Sama szybko się nudzę zbyt "poważnymi" tekstami, pewnie nie tylko ja… Po co katować czytelnika jakąś cegłą, skoro tę samą prawdę można opowiedzieć lekko i przyjemnie? Poradnik pomyślany był właściwie dla 40+ letnich singielek, ale kupują go głównie mężatki (na wszelki wypadek?) i faceci (by poznać strategię wroga?). Wątpię, że czytają tylko ze względu na rozrywkową część powieściową.

Jeden z rozdziałów "Jak wyjść…" zatytułowany jest "Mąż idealny". Czy tacy istnieją? Mój mąż, który zobaczył nagłówek w czasie przewracania stron w książce, stwierdził z uśmiechem: "Oczywiście, że tak. Ja jestem". Owszem, cytując poradnik: "Dobry mąż to ktoś, kto jest dobry dla ciebie. Z nim twoje życie powinno być lepsze niż bez niego", zalicza się do grona Właściwych Mężczyzn.

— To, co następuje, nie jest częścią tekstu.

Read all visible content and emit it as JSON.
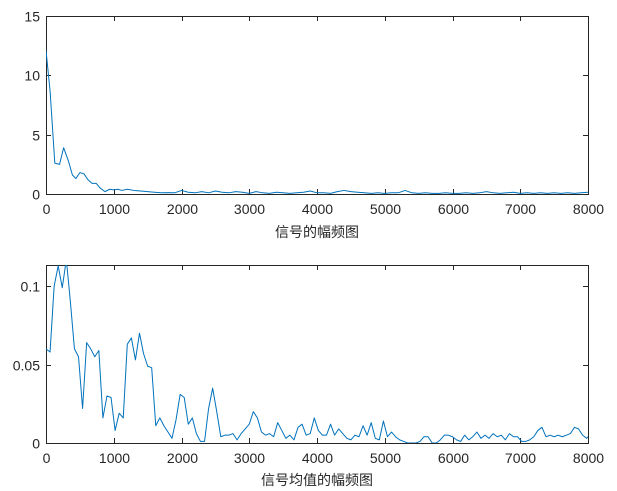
{
  "figure": {
    "background": "#ffffff",
    "line_color": "#0072BD",
    "axes_color": "#262626"
  },
  "chart_data": [
    {
      "type": "line",
      "title": "",
      "xlabel": "信号的幅频图",
      "ylabel": "",
      "xlim": [
        0,
        8000
      ],
      "ylim": [
        0,
        15
      ],
      "grid": false,
      "xticks": [
        0,
        1000,
        2000,
        3000,
        4000,
        5000,
        6000,
        7000,
        8000
      ],
      "xtick_labels": [
        "0",
        "1000",
        "2000",
        "3000",
        "4000",
        "5000",
        "6000",
        "7000",
        "8000"
      ],
      "yticks": [
        0,
        5,
        10,
        15
      ],
      "ytick_labels": [
        "0",
        "5",
        "10",
        "15"
      ],
      "series": [
        {
          "x": [
            0,
            60,
            130,
            200,
            260,
            330,
            390,
            440,
            500,
            560,
            620,
            680,
            740,
            800,
            870,
            940,
            1000,
            1060,
            1120,
            1200,
            1300,
            1400,
            1500,
            1600,
            1700,
            1800,
            1900,
            2000,
            2100,
            2200,
            2300,
            2400,
            2500,
            2600,
            2700,
            2800,
            2900,
            3000,
            3100,
            3200,
            3300,
            3400,
            3500,
            3600,
            3700,
            3800,
            3900,
            4000,
            4100,
            4200,
            4300,
            4400,
            4500,
            4600,
            4700,
            4800,
            4900,
            5000,
            5100,
            5200,
            5300,
            5400,
            5500,
            5600,
            5700,
            5800,
            5900,
            6000,
            6100,
            6200,
            6300,
            6400,
            6500,
            6600,
            6700,
            6800,
            6900,
            7000,
            7100,
            7200,
            7300,
            7400,
            7500,
            7600,
            7700,
            7800,
            7900,
            8000
          ],
          "y": [
            12.1,
            8.7,
            2.6,
            2.5,
            3.9,
            2.8,
            1.6,
            1.3,
            1.8,
            1.7,
            1.2,
            0.9,
            0.9,
            0.5,
            0.2,
            0.4,
            0.35,
            0.4,
            0.3,
            0.4,
            0.3,
            0.25,
            0.2,
            0.15,
            0.1,
            0.12,
            0.1,
            0.3,
            0.15,
            0.1,
            0.2,
            0.1,
            0.25,
            0.15,
            0.1,
            0.2,
            0.15,
            0.05,
            0.2,
            0.1,
            0.05,
            0.15,
            0.1,
            0.05,
            0.1,
            0.15,
            0.25,
            0.1,
            0.1,
            0.05,
            0.2,
            0.3,
            0.2,
            0.15,
            0.1,
            0.05,
            0.1,
            0.05,
            0.1,
            0.1,
            0.3,
            0.1,
            0.05,
            0.1,
            0.05,
            0.05,
            0.1,
            0.05,
            0.05,
            0.1,
            0.05,
            0.1,
            0.2,
            0.1,
            0.05,
            0.1,
            0.15,
            0.05,
            0.1,
            0.05,
            0.1,
            0.05,
            0.1,
            0.05,
            0.1,
            0.05,
            0.1,
            0.15
          ]
        }
      ]
    },
    {
      "type": "line",
      "title": "",
      "xlabel": "信号均值的幅频图",
      "ylabel": "",
      "xlim": [
        0,
        8000
      ],
      "ylim": [
        0,
        0.1135
      ],
      "grid": false,
      "xticks": [
        0,
        1000,
        2000,
        3000,
        4000,
        5000,
        6000,
        7000,
        8000
      ],
      "xtick_labels": [
        "0",
        "1000",
        "2000",
        "3000",
        "4000",
        "5000",
        "6000",
        "7000",
        "8000"
      ],
      "yticks": [
        0,
        0.05,
        0.1
      ],
      "ytick_labels": [
        "0",
        "0.05",
        "0.1"
      ],
      "series": [
        {
          "x": [
            0,
            60,
            120,
            180,
            240,
            300,
            360,
            420,
            480,
            540,
            600,
            660,
            720,
            780,
            840,
            900,
            960,
            1020,
            1080,
            1140,
            1200,
            1260,
            1320,
            1380,
            1440,
            1500,
            1560,
            1620,
            1680,
            1740,
            1800,
            1860,
            1920,
            1980,
            2040,
            2100,
            2160,
            2220,
            2280,
            2340,
            2400,
            2460,
            2520,
            2580,
            2640,
            2700,
            2760,
            2820,
            2880,
            2940,
            3000,
            3060,
            3120,
            3180,
            3240,
            3300,
            3360,
            3420,
            3480,
            3540,
            3600,
            3660,
            3720,
            3780,
            3840,
            3900,
            3960,
            4020,
            4080,
            4140,
            4200,
            4260,
            4320,
            4380,
            4440,
            4500,
            4560,
            4620,
            4680,
            4740,
            4800,
            4860,
            4920,
            4980,
            5040,
            5100,
            5160,
            5220,
            5280,
            5340,
            5400,
            5460,
            5520,
            5580,
            5640,
            5700,
            5760,
            5820,
            5880,
            5940,
            6000,
            6060,
            6120,
            6180,
            6240,
            6300,
            6360,
            6420,
            6480,
            6540,
            6600,
            6660,
            6720,
            6780,
            6840,
            6900,
            6960,
            7020,
            7080,
            7140,
            7200,
            7260,
            7320,
            7380,
            7440,
            7500,
            7560,
            7620,
            7680,
            7740,
            7800,
            7860,
            7920,
            7980,
            8000
          ],
          "y": [
            0.06,
            0.058,
            0.1,
            0.113,
            0.099,
            0.117,
            0.09,
            0.06,
            0.055,
            0.022,
            0.064,
            0.06,
            0.055,
            0.059,
            0.016,
            0.03,
            0.029,
            0.008,
            0.019,
            0.016,
            0.063,
            0.067,
            0.053,
            0.07,
            0.057,
            0.049,
            0.048,
            0.011,
            0.016,
            0.011,
            0.007,
            0.003,
            0.015,
            0.031,
            0.029,
            0.012,
            0.016,
            0.006,
            0.001,
            0.001,
            0.022,
            0.035,
            0.02,
            0.004,
            0.005,
            0.005,
            0.006,
            0.002,
            0.006,
            0.009,
            0.012,
            0.02,
            0.016,
            0.007,
            0.005,
            0.006,
            0.004,
            0.013,
            0.008,
            0.003,
            0.005,
            0.002,
            0.01,
            0.012,
            0.005,
            0.006,
            0.016,
            0.008,
            0.005,
            0.005,
            0.012,
            0.005,
            0.009,
            0.006,
            0.003,
            0.002,
            0.005,
            0.004,
            0.011,
            0.005,
            0.013,
            0.003,
            0.002,
            0.014,
            0.004,
            0.007,
            0.004,
            0.002,
            0.001,
            0.0,
            0.0,
            0.0,
            0.001,
            0.004,
            0.004,
            0.0,
            0.0,
            0.002,
            0.005,
            0.005,
            0.004,
            0.002,
            0.001,
            0.005,
            0.002,
            0.004,
            0.007,
            0.003,
            0.005,
            0.003,
            0.006,
            0.004,
            0.005,
            0.002,
            0.006,
            0.004,
            0.004,
            0.001,
            0.001,
            0.002,
            0.004,
            0.008,
            0.01,
            0.004,
            0.005,
            0.004,
            0.005,
            0.004,
            0.005,
            0.006,
            0.01,
            0.009,
            0.005,
            0.003,
            0.004
          ]
        }
      ]
    }
  ]
}
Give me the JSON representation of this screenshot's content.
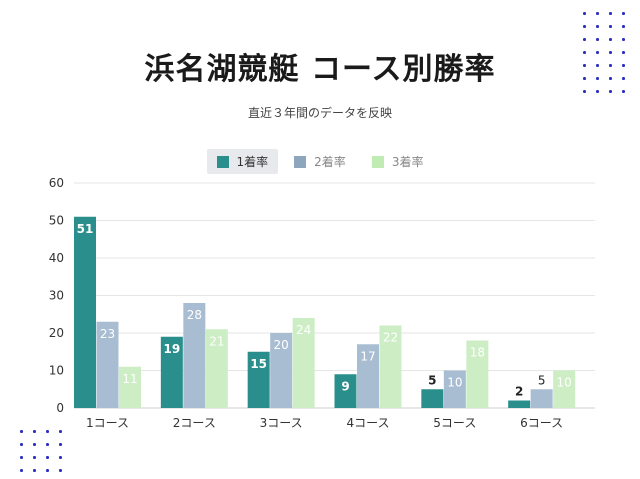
{
  "title": "浜名湖競艇 コース別勝率",
  "subtitle": "直近３年間のデータを反映",
  "colors": {
    "s1": "#2a8f8c",
    "s2": "#a9bdd2",
    "s3": "#cdeec4",
    "label_light": "#ffffff",
    "label_dark": "#222222"
  },
  "chart_data": {
    "type": "bar",
    "categories": [
      "1コース",
      "2コース",
      "3コース",
      "4コース",
      "5コース",
      "6コース"
    ],
    "series": [
      {
        "name": "1着率",
        "values": [
          51,
          19,
          15,
          9,
          5,
          2
        ]
      },
      {
        "name": "2着率",
        "values": [
          23,
          28,
          20,
          17,
          10,
          5
        ]
      },
      {
        "name": "3着率",
        "values": [
          11,
          21,
          24,
          22,
          18,
          10
        ]
      }
    ],
    "ylim": [
      0,
      60
    ],
    "yticks": [
      0,
      10,
      20,
      30,
      40,
      50,
      60
    ],
    "grid": true,
    "legend": "top-center"
  }
}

Nic na świecie nie jest idealne. Zwłaszcza mąż. Trzeba się z tym pogodzić i nie marudzić, tylko zauważać dobre strony i cieszyć się, że/jeśli czynią nasze życie "lepszym". To oczywiście bardzo subiektywne odczucie, dlatego facet "dobry" dla mnie, może okazać się kompletnie nieinteresujący dla ciebie. I chwała Bogu!

Są kobiety, które uważają, że mężczyźni należą do niższego gatunku. Mam odmienne zdanie, ale… czytając Pani książkę o rozpracowywaniu, uwodzeniu, przejmowaniu kontroli, o "obsłudze każdego faceta", odniosłam wrażenie, że można tak pomyśleć. Jakie jest Pani zdanie na ten temat?

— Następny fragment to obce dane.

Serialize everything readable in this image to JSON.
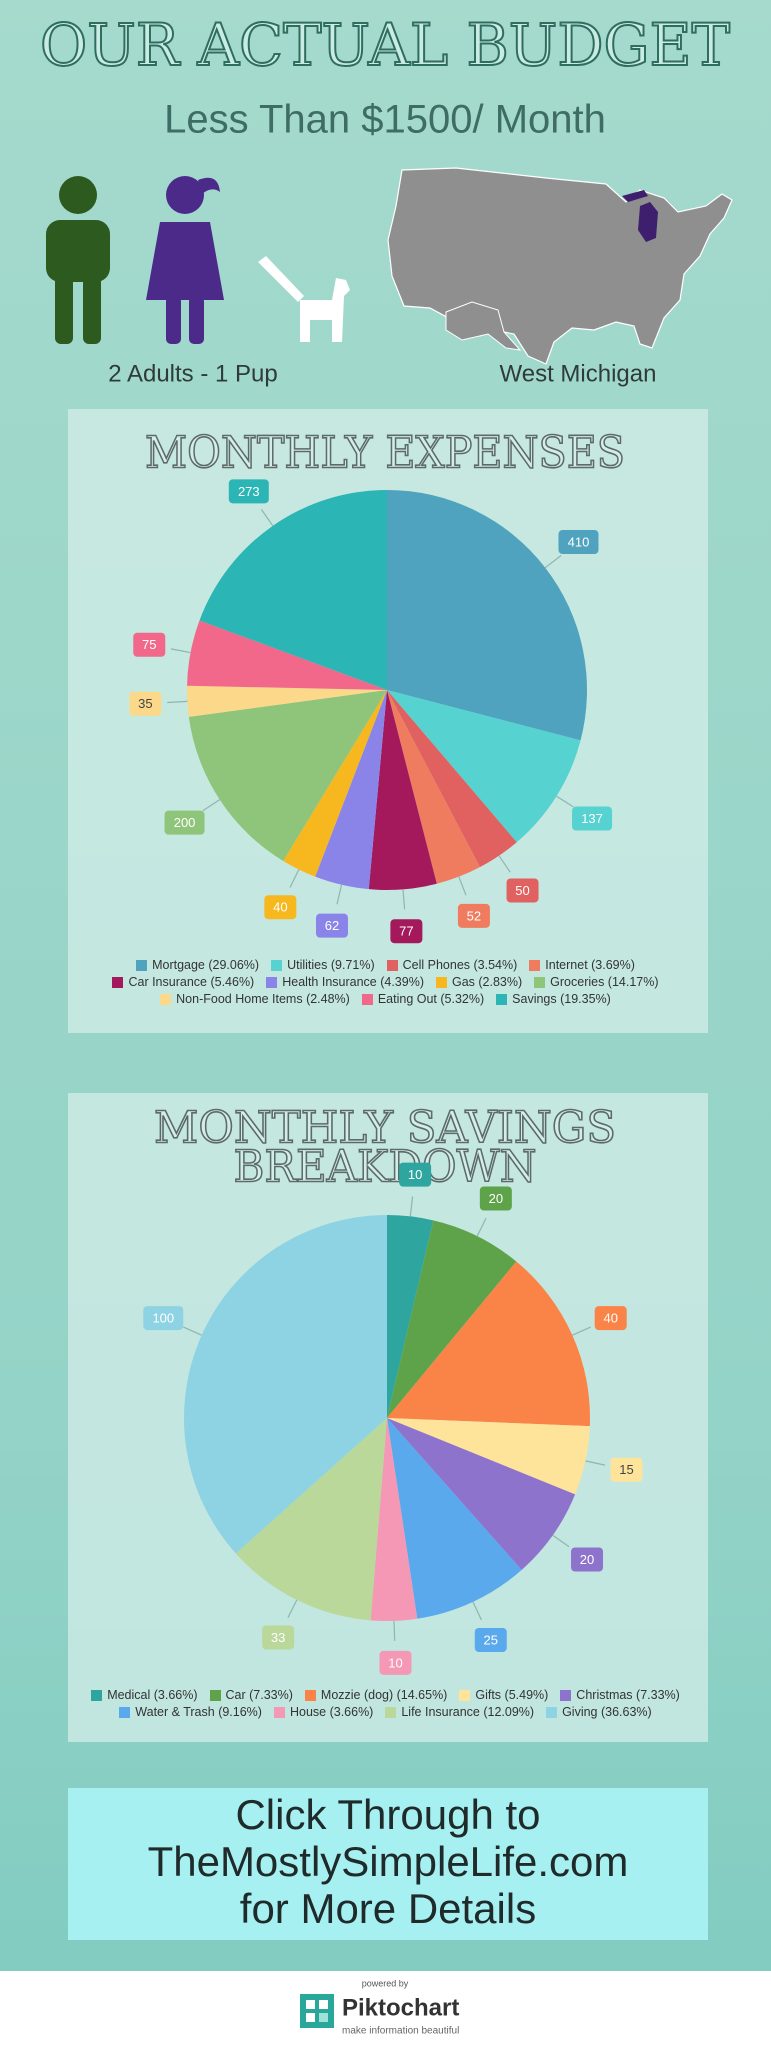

Czy wobec tego dzieci, na których temat tak chętnie pisze się przeróżne instrukcje obsługi, też są niższym gatunkiem? Nie, one są INNYM gatunkiem niż dorośli, wymagają innego traktowania, innego dotarcia, komunikowania. To samo z facetami. Są INNI niż kobiety, może mniej skomplikowani, ale na pewno nie gorsi. To raczej kobiety bywają głupie, kiedy usiłują ich traktować jak swoje koleżanki. Ja tylko pokazuję, że to błąd, bo niczego przez to nie osiągają, a facet jest sfrustrowany, bo nie wie, o co chodzi. Pies też woli usłyszeć "siad!" niż "dlaczego ty nigdy nie możesz usiąść w odpowiednim momencie?". Z tym, że mówiąc do faceta, a nie psa, warto dorzucić "proszę".

Candace Bushnell napisała "Seks w wielkim mieście" – hymn pochwalny dla singielek. Pani pokazuje, jak wyjść z tego stanu. Bycie singielką już nie jest takie modne, czy może w podświadomości każda z nas marzy, żeby powiedzieć "Tak"?

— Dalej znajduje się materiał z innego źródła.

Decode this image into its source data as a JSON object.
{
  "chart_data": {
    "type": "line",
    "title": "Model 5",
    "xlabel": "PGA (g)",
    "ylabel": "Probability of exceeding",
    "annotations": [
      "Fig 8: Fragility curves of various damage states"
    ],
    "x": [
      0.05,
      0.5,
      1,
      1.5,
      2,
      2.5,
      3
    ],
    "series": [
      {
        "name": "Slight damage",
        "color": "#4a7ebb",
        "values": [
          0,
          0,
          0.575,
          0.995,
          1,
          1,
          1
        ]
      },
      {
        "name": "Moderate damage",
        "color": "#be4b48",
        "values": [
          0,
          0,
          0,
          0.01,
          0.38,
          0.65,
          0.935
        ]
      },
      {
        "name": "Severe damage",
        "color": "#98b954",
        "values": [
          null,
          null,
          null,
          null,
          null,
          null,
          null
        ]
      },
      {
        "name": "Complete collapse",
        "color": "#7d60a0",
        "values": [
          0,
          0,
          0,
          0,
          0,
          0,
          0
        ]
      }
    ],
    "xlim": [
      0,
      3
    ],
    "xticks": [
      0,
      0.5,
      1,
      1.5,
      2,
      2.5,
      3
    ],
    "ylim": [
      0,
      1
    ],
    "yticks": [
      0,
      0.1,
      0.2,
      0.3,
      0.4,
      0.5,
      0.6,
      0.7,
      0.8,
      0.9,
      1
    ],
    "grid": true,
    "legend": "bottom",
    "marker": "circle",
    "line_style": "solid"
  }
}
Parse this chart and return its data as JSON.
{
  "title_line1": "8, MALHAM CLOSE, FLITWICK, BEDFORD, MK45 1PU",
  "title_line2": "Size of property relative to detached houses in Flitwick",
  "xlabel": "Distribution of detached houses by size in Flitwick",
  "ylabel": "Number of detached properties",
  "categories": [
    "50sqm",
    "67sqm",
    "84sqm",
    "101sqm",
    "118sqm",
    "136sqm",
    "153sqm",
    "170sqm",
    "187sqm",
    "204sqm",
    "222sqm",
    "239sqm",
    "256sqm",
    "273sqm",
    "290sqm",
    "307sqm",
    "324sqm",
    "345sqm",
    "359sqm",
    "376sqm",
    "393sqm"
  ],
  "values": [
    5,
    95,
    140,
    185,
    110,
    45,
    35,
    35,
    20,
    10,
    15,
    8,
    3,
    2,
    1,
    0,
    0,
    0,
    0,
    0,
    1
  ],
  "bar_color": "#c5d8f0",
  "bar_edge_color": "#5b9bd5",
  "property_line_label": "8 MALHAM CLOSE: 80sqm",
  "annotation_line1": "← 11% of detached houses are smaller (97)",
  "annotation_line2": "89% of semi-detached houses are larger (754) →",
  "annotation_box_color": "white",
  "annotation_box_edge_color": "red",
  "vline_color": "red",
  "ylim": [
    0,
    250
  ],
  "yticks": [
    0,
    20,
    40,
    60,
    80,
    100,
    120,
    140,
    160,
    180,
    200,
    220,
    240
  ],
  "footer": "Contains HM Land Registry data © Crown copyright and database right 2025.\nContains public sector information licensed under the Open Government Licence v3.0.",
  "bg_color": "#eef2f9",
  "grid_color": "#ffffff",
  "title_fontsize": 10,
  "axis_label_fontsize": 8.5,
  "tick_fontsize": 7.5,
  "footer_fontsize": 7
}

A co robiły bohaterki SatC? Uganiały się za facetami jak szalone! I przynajmniej dwie z nich obsesyjnie chciały wyjść za mąż. A miały wtedy dopiero 30+ lat. W tym wieku bardzo fajnie jest być singielką – sama śmietanka, sam fun bez chrapiącego kapcia u boku. Ale dziesięć lat później przestaje być fajnie, a zaczyna być smutno. Pani Bushnell sama zresztą wyszła za mąż, a jej filmowe alter ego, Carrie, złapała w końcu Big’a, Charlotte zaliczyła nawet dwa zamążpójścia, a wyemancypowana Miranda i Samantha znalazły szczęście w stałych związkach. Tak to już na tym świecie jest, i żadne manifesty tego nie zmienią.

Czytając "Jak dobrze wyjść za mąż…" można dojść do wniosku, że nie ma Pani zbyt dobrego zdania o mężczyznach (a przynajmniej o większości z nich). Wyszukując w Sieci informacje o Pani dowiedziałam się, że i o kobietach posiada Pani podobny pogląd. Co cała banda ludzi robi źle, że się naraziła?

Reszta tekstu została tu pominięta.